Euro court’s decision on Turkish role in Karabakh conflict political: Minister
An interim decision issued by the European Court of Human Rights (ECHR) on the Turkish role in the ongoing Armenian-Azerbaijani clashes is political, Justice Minister Abdulhamit Gül has said, slamming the Euro court for not demanding information from Turkey.
“It’s a political verdict, and they have never sought information from us,” Gül told reporters in the Turkish capital on Oct. 8.
Gül’s reaction followed an interim decision taken by the ECHR on Oct. 6 upon the application by Armenia against Turkey. The court “calls on all States directly or indirectly involved in the conflict, including Turkey, to refrain from actions that contribute to breaches of the Convention rights of civilians and to respect their obligations under the Convention.”

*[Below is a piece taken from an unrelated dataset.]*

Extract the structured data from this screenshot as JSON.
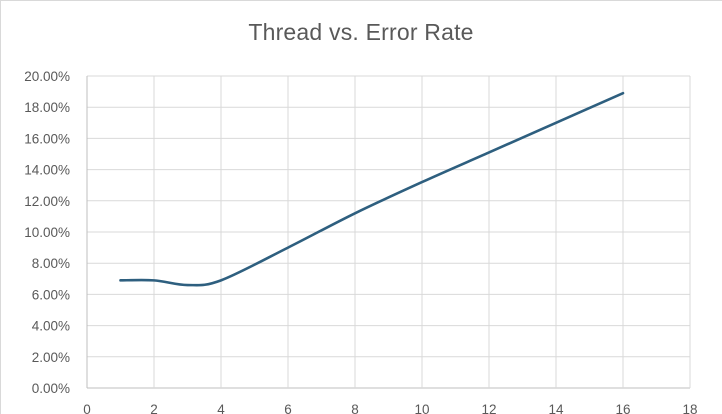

“This is unacceptable and has no validity whatsoever,” Gül stressed, criticizing the court for issuing a hasty decision based on media reports.
Turkey has condemned Armenia’s attacks against the Azerbaijani territories and pledged its full support to the latter’s counter-offensive in a bid to liberate its lands from the Armenian occupation.
The justice minister did also respond to questions about an ongoing discussion over the restructuring of the Constitutional Court. “Any change can be made for the good sake of democracy and rule of law,” he said, stressing it can only be parliament who can do it.
The idea of undertaking structural changes about the top court came to the agenda after Nationalist Movement Party (MHP) Leader Devlet suggested that the current structure of the Constitutional Court was unsustainable. President Recep Tayyip Erdoğan also supported Bahçeli’s view.
Some recent verdicts of the court did irk the government, particularly Interior Minister Süleyman Soylu who criticized it for disregarding the country’s fight against terrorism.
When asked about these critics against the court, Gül said nobody and no institution was exempt from criticisms.